Ce n’est pas une première, mais c’est une mauvaise nouvelle pour le gouvernement, en pleine gestation parlementaire de la loi de Ségolène Royal sur la transition énergétique : deux importantes associations de défense de l’environnement, reconnues pour leur expertise sur le sujet, France nature environnement (FNE) et le CLER, saisissent la Commission européenne pour de nombreuses infractions de la France aux règles de l’Union sur l’efficacité énergétique. C’est d’autant plus fort symboliquement que la Coalition France pour l'efficacité énergétique (CFEE), qui regroupe des associations mais aussi des entreprises de service énergétiques, soutient cette saisine.

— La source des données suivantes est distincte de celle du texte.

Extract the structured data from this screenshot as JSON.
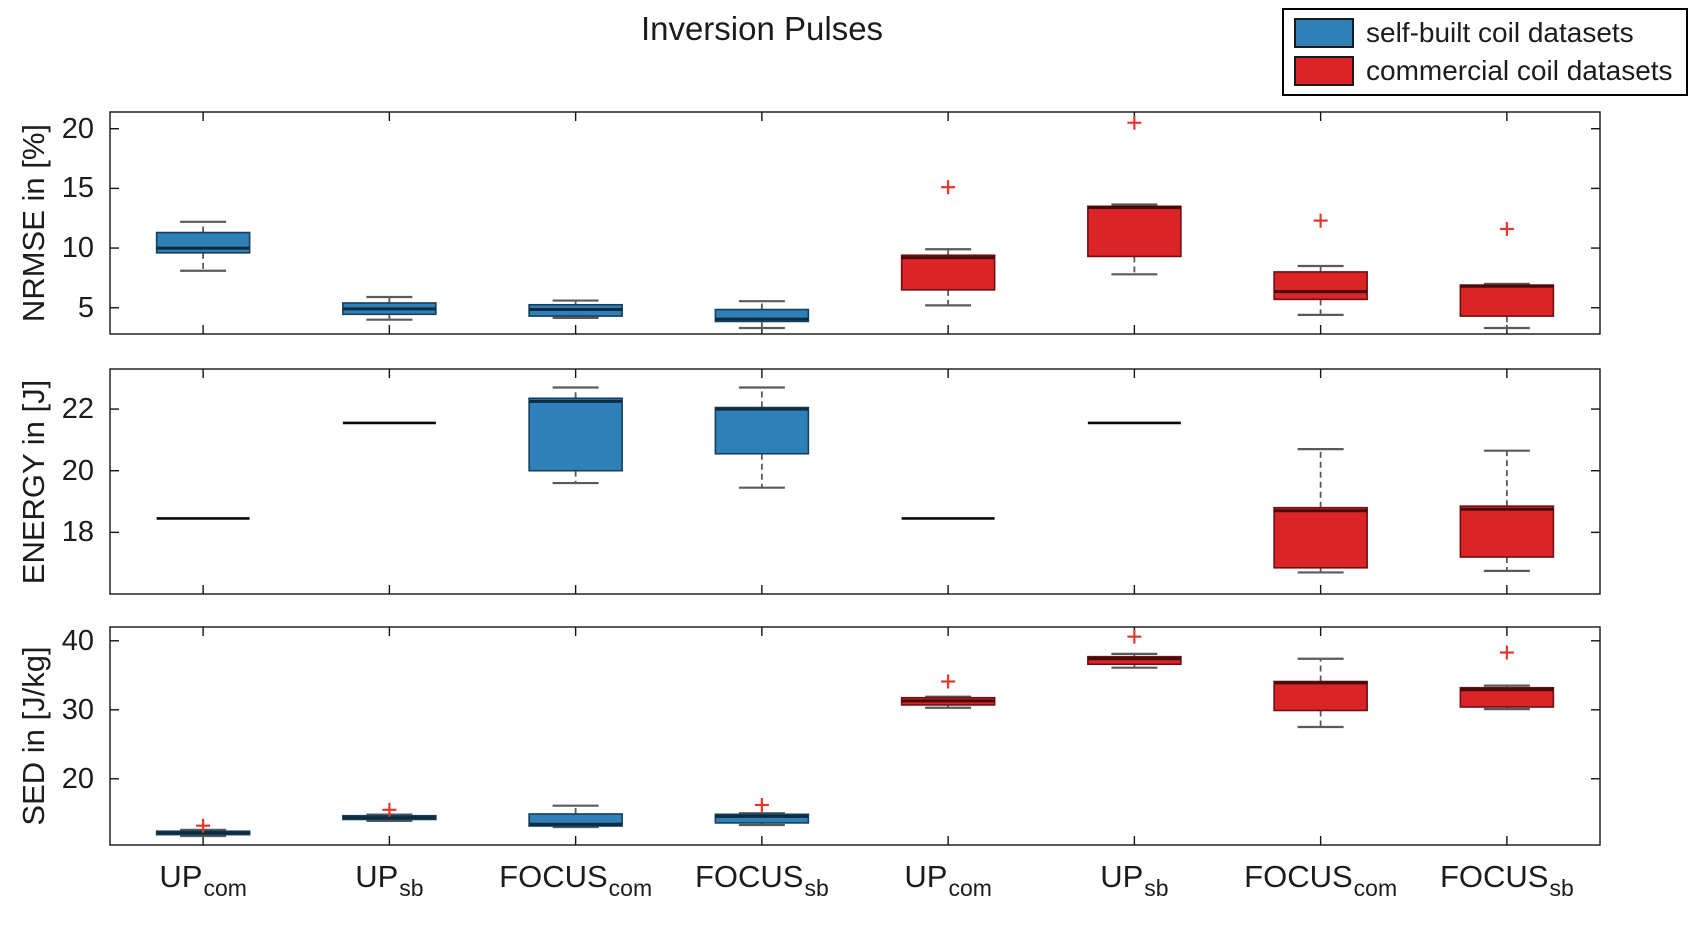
{
  "title": "Inversion Pulses",
  "legend": {
    "items": [
      {
        "label": "self-built coil datasets",
        "series": "self-built",
        "color": "#2F7FB8"
      },
      {
        "label": "commercial coil datasets",
        "series": "commercial",
        "color": "#DB2428"
      }
    ]
  },
  "colors": {
    "self-built": {
      "fill": "#2F7FB8",
      "edge": "#16405C",
      "median": "#0E2C40"
    },
    "commercial": {
      "fill": "#DB2428",
      "edge": "#6E1012",
      "median": "#470A0B"
    }
  },
  "outlier_marker": {
    "glyph": "plus",
    "color": "#E4372E"
  },
  "chart_data": [
    {
      "type": "boxplot",
      "ylabel": "NRMSE in [%]",
      "ylim": [
        2.8,
        21.4
      ],
      "yticks": [
        5,
        10,
        15,
        20
      ],
      "grid": false,
      "groups": [
        {
          "category": "UP",
          "subscript": "com",
          "series": "self-built",
          "whisker_low": 8.1,
          "q1": 9.6,
          "median": 10.0,
          "q3": 11.3,
          "whisker_high": 12.2,
          "outliers": []
        },
        {
          "category": "UP",
          "subscript": "sb",
          "series": "self-built",
          "whisker_low": 4.0,
          "q1": 4.45,
          "median": 4.9,
          "q3": 5.4,
          "whisker_high": 5.9,
          "outliers": []
        },
        {
          "category": "FOCUS",
          "subscript": "com",
          "series": "self-built",
          "whisker_low": 4.15,
          "q1": 4.3,
          "median": 4.85,
          "q3": 5.25,
          "whisker_high": 5.6,
          "outliers": []
        },
        {
          "category": "FOCUS",
          "subscript": "sb",
          "series": "self-built",
          "whisker_low": 3.3,
          "q1": 3.85,
          "median": 4.05,
          "q3": 4.85,
          "whisker_high": 5.55,
          "outliers": []
        },
        {
          "category": "UP",
          "subscript": "com",
          "series": "commercial",
          "whisker_low": 5.2,
          "q1": 6.5,
          "median": 9.2,
          "q3": 9.4,
          "whisker_high": 9.9,
          "outliers": [
            15.1
          ]
        },
        {
          "category": "UP",
          "subscript": "sb",
          "series": "commercial",
          "whisker_low": 7.8,
          "q1": 9.3,
          "median": 13.4,
          "q3": 13.5,
          "whisker_high": 13.65,
          "outliers": [
            20.5
          ]
        },
        {
          "category": "FOCUS",
          "subscript": "com",
          "series": "commercial",
          "whisker_low": 4.4,
          "q1": 5.7,
          "median": 6.35,
          "q3": 8.0,
          "whisker_high": 8.5,
          "outliers": [
            12.3
          ]
        },
        {
          "category": "FOCUS",
          "subscript": "sb",
          "series": "commercial",
          "whisker_low": 3.3,
          "q1": 4.3,
          "median": 6.8,
          "q3": 6.9,
          "whisker_high": 7.0,
          "outliers": [
            11.6
          ]
        }
      ]
    },
    {
      "type": "boxplot",
      "ylabel": "ENERGY in [J]",
      "ylim": [
        16.0,
        23.3
      ],
      "yticks": [
        18,
        20,
        22
      ],
      "grid": false,
      "groups": [
        {
          "category": "UP",
          "subscript": "com",
          "series": "self-built",
          "all_equal_value": 18.45
        },
        {
          "category": "UP",
          "subscript": "sb",
          "series": "self-built",
          "all_equal_value": 21.55
        },
        {
          "category": "FOCUS",
          "subscript": "com",
          "series": "self-built",
          "whisker_low": 19.6,
          "q1": 20.0,
          "median": 22.25,
          "q3": 22.35,
          "whisker_high": 22.7,
          "outliers": []
        },
        {
          "category": "FOCUS",
          "subscript": "sb",
          "series": "self-built",
          "whisker_low": 19.45,
          "q1": 20.55,
          "median": 22.0,
          "q3": 22.05,
          "whisker_high": 22.7,
          "outliers": []
        },
        {
          "category": "UP",
          "subscript": "com",
          "series": "commercial",
          "all_equal_value": 18.45
        },
        {
          "category": "UP",
          "subscript": "sb",
          "series": "commercial",
          "all_equal_value": 21.55
        },
        {
          "category": "FOCUS",
          "subscript": "com",
          "series": "commercial",
          "whisker_low": 16.7,
          "q1": 16.85,
          "median": 18.7,
          "q3": 18.8,
          "whisker_high": 20.7,
          "outliers": []
        },
        {
          "category": "FOCUS",
          "subscript": "sb",
          "series": "commercial",
          "whisker_low": 16.75,
          "q1": 17.2,
          "median": 18.75,
          "q3": 18.85,
          "whisker_high": 20.65,
          "outliers": []
        }
      ]
    },
    {
      "type": "boxplot",
      "ylabel": "SED in [J/kg]",
      "ylim": [
        10.4,
        42.0
      ],
      "yticks": [
        20,
        30,
        40
      ],
      "grid": false,
      "show_xlabels": true,
      "groups": [
        {
          "category": "UP",
          "subscript": "com",
          "series": "self-built",
          "whisker_low": 11.7,
          "q1": 11.9,
          "median": 12.15,
          "q3": 12.4,
          "whisker_high": 12.6,
          "outliers": [
            13.2
          ]
        },
        {
          "category": "UP",
          "subscript": "sb",
          "series": "self-built",
          "whisker_low": 13.9,
          "q1": 14.1,
          "median": 14.35,
          "q3": 14.65,
          "whisker_high": 14.8,
          "outliers": [
            15.5
          ]
        },
        {
          "category": "FOCUS",
          "subscript": "com",
          "series": "self-built",
          "whisker_low": 13.0,
          "q1": 13.15,
          "median": 13.4,
          "q3": 14.9,
          "whisker_high": 16.1,
          "outliers": []
        },
        {
          "category": "FOCUS",
          "subscript": "sb",
          "series": "self-built",
          "whisker_low": 13.3,
          "q1": 13.6,
          "median": 14.55,
          "q3": 14.85,
          "whisker_high": 15.0,
          "outliers": [
            16.2
          ]
        },
        {
          "category": "UP",
          "subscript": "com",
          "series": "commercial",
          "whisker_low": 30.3,
          "q1": 30.7,
          "median": 31.3,
          "q3": 31.75,
          "whisker_high": 31.9,
          "outliers": [
            34.1
          ]
        },
        {
          "category": "UP",
          "subscript": "sb",
          "series": "commercial",
          "whisker_low": 36.1,
          "q1": 36.6,
          "median": 37.4,
          "q3": 37.7,
          "whisker_high": 38.1,
          "outliers": [
            40.6
          ]
        },
        {
          "category": "FOCUS",
          "subscript": "com",
          "series": "commercial",
          "whisker_low": 27.5,
          "q1": 29.9,
          "median": 33.9,
          "q3": 34.1,
          "whisker_high": 37.4,
          "outliers": []
        },
        {
          "category": "FOCUS",
          "subscript": "sb",
          "series": "commercial",
          "whisker_low": 30.1,
          "q1": 30.4,
          "median": 32.9,
          "q3": 33.2,
          "whisker_high": 33.5,
          "outliers": [
            38.3
          ]
        }
      ]
    }
  ]
}
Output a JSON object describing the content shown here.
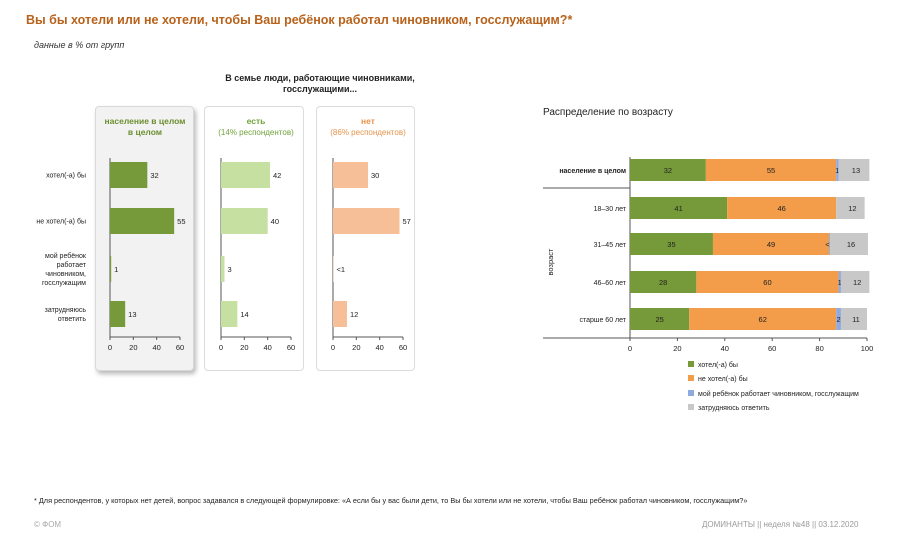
{
  "title": "Вы бы хотели или не хотели, чтобы Ваш ребёнок работал чиновником, госслужащим?*",
  "subtitle": "данные в % от групп",
  "group_header": "В семье люди, работающие чиновниками, госслужащими...",
  "footnote": "*  Для респондентов, у которых нет детей, вопрос задавался в следующей формулировке: «А если бы у вас были дети, то Вы бы хотели или не хотели, чтобы Ваш ребёнок работал чиновником, госслужащим?»",
  "footer_left": "© ФОМ",
  "footer_right": "ДОМИНАНТЫ  ||  неделя №48 || 03.12.2020",
  "chart_data": [
    {
      "type": "bar",
      "orientation": "horizontal",
      "categories": [
        "хотел(-а) бы",
        "не хотел(-а) бы",
        "мой ребёнок работает чиновником, госслужащим",
        "затрудняюсь ответить"
      ],
      "panels": [
        {
          "title": "население в целом",
          "subtitle": "",
          "color": "#76993a",
          "title_color": "#6b8e2f",
          "values": [
            32,
            55,
            1,
            13
          ],
          "labels": [
            "32",
            "55",
            "1",
            "13"
          ]
        },
        {
          "title": "есть",
          "subtitle": "(14% респондентов)",
          "color": "#c6e0a2",
          "title_color": "#6fa23a",
          "values": [
            42,
            40,
            3,
            14
          ],
          "labels": [
            "42",
            "40",
            "3",
            "14"
          ]
        },
        {
          "title": "нет",
          "subtitle": "(86% респондентов)",
          "color": "#f7bf97",
          "title_color": "#e8934a",
          "values": [
            30,
            57,
            0.4,
            12
          ],
          "labels": [
            "30",
            "57",
            "<1",
            "12"
          ]
        }
      ],
      "xticks": [
        0,
        20,
        40,
        60
      ],
      "xlim": [
        0,
        60
      ]
    },
    {
      "type": "bar",
      "orientation": "horizontal",
      "stacked": true,
      "title": "Распределение по возрасту",
      "ylabel": "возраст",
      "categories": [
        "население в целом",
        "18–30 лет",
        "31–45 лет",
        "46–60 лет",
        "старше 60 лет"
      ],
      "series": [
        {
          "name": "хотел(-а) бы",
          "color": "#76993a",
          "values": [
            32,
            41,
            35,
            28,
            25
          ],
          "labels": [
            "32",
            "41",
            "35",
            "28",
            "25"
          ]
        },
        {
          "name": "не хотел(-а) бы",
          "color": "#f39c4a",
          "values": [
            55,
            46,
            49,
            60,
            62
          ],
          "labels": [
            "55",
            "46",
            "49",
            "60",
            "62"
          ]
        },
        {
          "name": "мой ребёнок работает чиновником, госслужащим",
          "color": "#8faadc",
          "values": [
            1,
            0,
            0.4,
            1,
            2
          ],
          "labels": [
            "1",
            "",
            "<1",
            "1",
            "2"
          ]
        },
        {
          "name": "затрудняюсь ответить",
          "color": "#c8c8c8",
          "values": [
            13,
            12,
            16,
            12,
            11
          ],
          "labels": [
            "13",
            "12",
            "16",
            "12",
            "11"
          ]
        }
      ],
      "xticks": [
        0,
        20,
        40,
        60,
        80,
        100
      ],
      "xlim": [
        0,
        100
      ],
      "legend_position": "bottom-right"
    }
  ]
}
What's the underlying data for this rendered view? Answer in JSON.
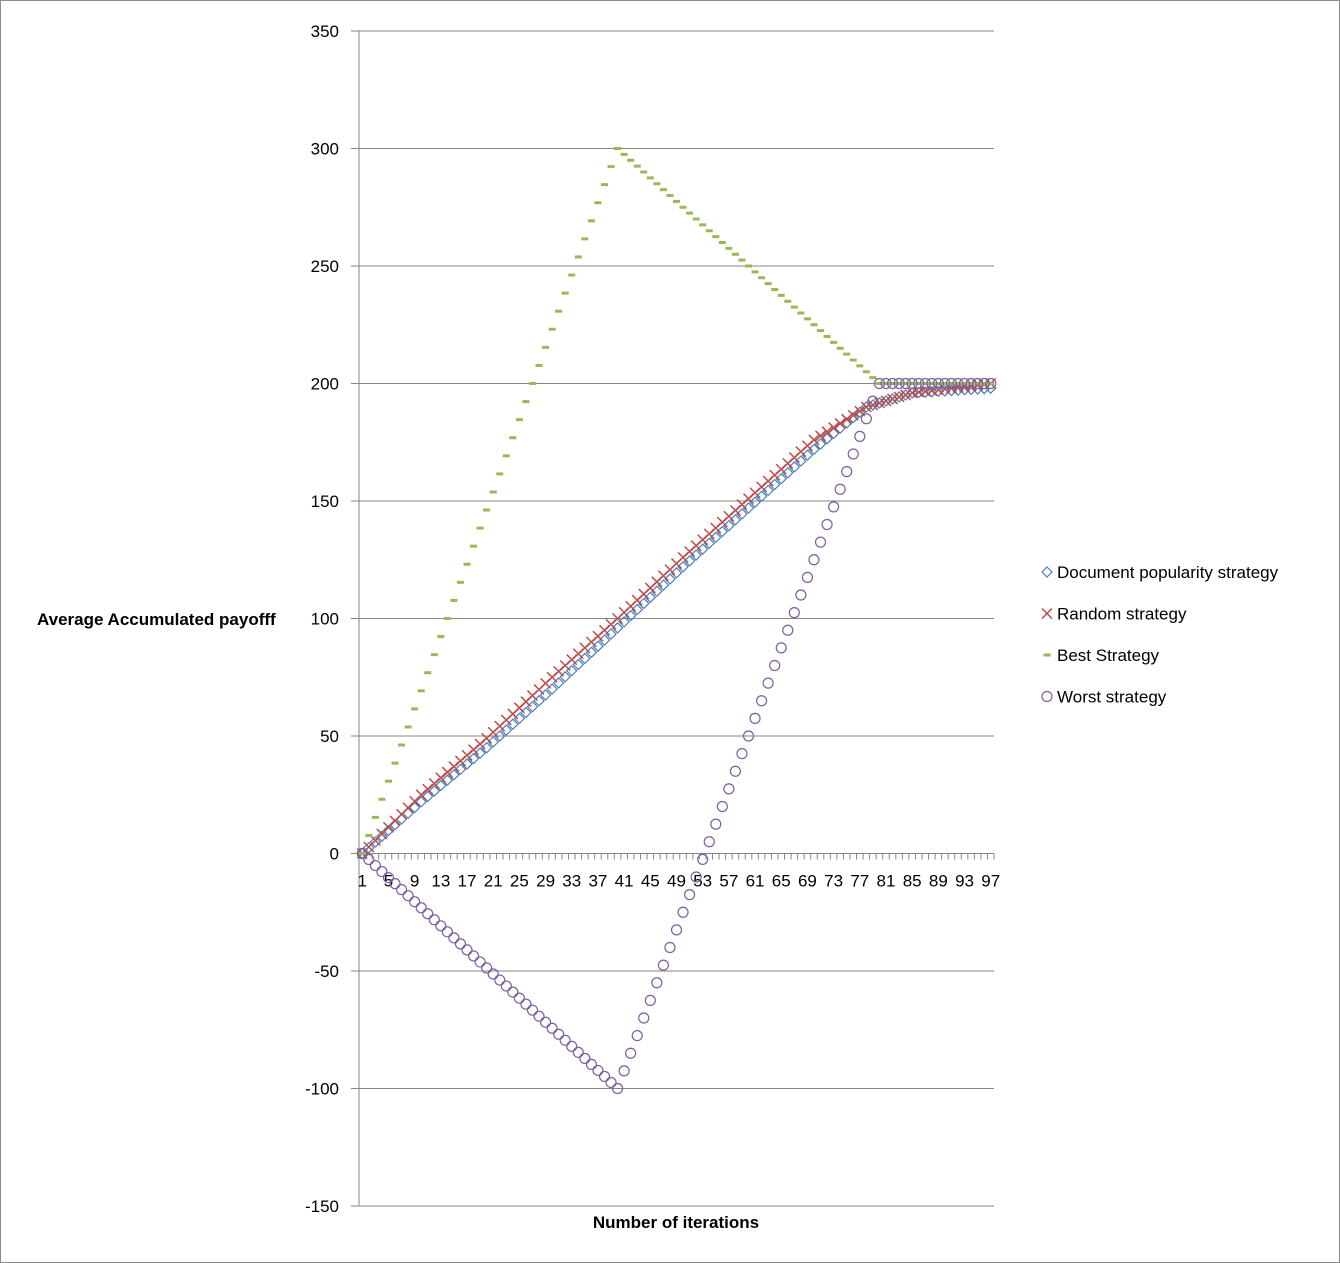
{
  "chart_data": {
    "type": "scatter",
    "title": "",
    "xlabel": "Number of iterations",
    "ylabel": "Average Accumulated payofff",
    "ylim": [
      -150,
      350
    ],
    "yticks": [
      350,
      300,
      250,
      200,
      150,
      100,
      50,
      0,
      -50,
      -100,
      -150
    ],
    "xticks": [
      1,
      5,
      9,
      13,
      17,
      21,
      25,
      29,
      33,
      37,
      41,
      45,
      49,
      53,
      57,
      61,
      65,
      69,
      73,
      77,
      81,
      85,
      89,
      93,
      97
    ],
    "x_range": [
      1,
      97
    ],
    "grid": true,
    "legend_position": "right",
    "series": [
      {
        "name": "Document popularity strategy",
        "marker": "diamond",
        "color": "#4a7ebb",
        "points": [
          [
            1,
            0
          ],
          [
            10,
            22
          ],
          [
            20,
            45
          ],
          [
            30,
            70
          ],
          [
            40,
            96
          ],
          [
            50,
            122
          ],
          [
            60,
            147
          ],
          [
            70,
            172
          ],
          [
            78,
            190
          ],
          [
            85,
            196
          ],
          [
            97,
            198
          ]
        ]
      },
      {
        "name": "Random strategy",
        "marker": "x",
        "color": "#be4b48",
        "points": [
          [
            1,
            0
          ],
          [
            10,
            25
          ],
          [
            20,
            49
          ],
          [
            30,
            75
          ],
          [
            40,
            100
          ],
          [
            50,
            126
          ],
          [
            60,
            151
          ],
          [
            70,
            176
          ],
          [
            78,
            190
          ],
          [
            85,
            196
          ],
          [
            97,
            200
          ]
        ]
      },
      {
        "name": "Best Strategy",
        "marker": "dash",
        "color": "#98b954",
        "points": [
          [
            1,
            0
          ],
          [
            40,
            300
          ],
          [
            80,
            200
          ],
          [
            97,
            200
          ]
        ]
      },
      {
        "name": "Worst strategy",
        "marker": "circle",
        "color": "#7d5fa0",
        "points": [
          [
            1,
            0
          ],
          [
            40,
            -100
          ],
          [
            80,
            200
          ],
          [
            97,
            200
          ]
        ]
      }
    ]
  }
}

Parmi ces infractions est visée la manière dont la France met en œuvre les certificats d’économie d’énergie (CEE), mesure qui oblige les fournisseurs d’énergie à faire faire des économies (d’énergie) à leurs clients. La baisse de leur consommation doit être prouvée par l’émission d’un certificat. Or, dans la pratique, ces économies sont surestimées par le mode de calcul adopté par Paris, lequel est prohibé par Bruxelles. Alors que les CEE sont censés répondre à 90 % aux objectifs français d’économie d’énergie, près de 30 % de leur effet se volatilise à cause de ce défaut de comptabilité dans les fiches standardisées « chaudières performantes » et « pompes à chaleur ». Si bien que « les fournisseurs d'énergies peuvent atteindre leurs obligations sans effort » et que l'État gonfle « artificiellement ses prévisions d'économies d'énergie » selon le CLER et FNE.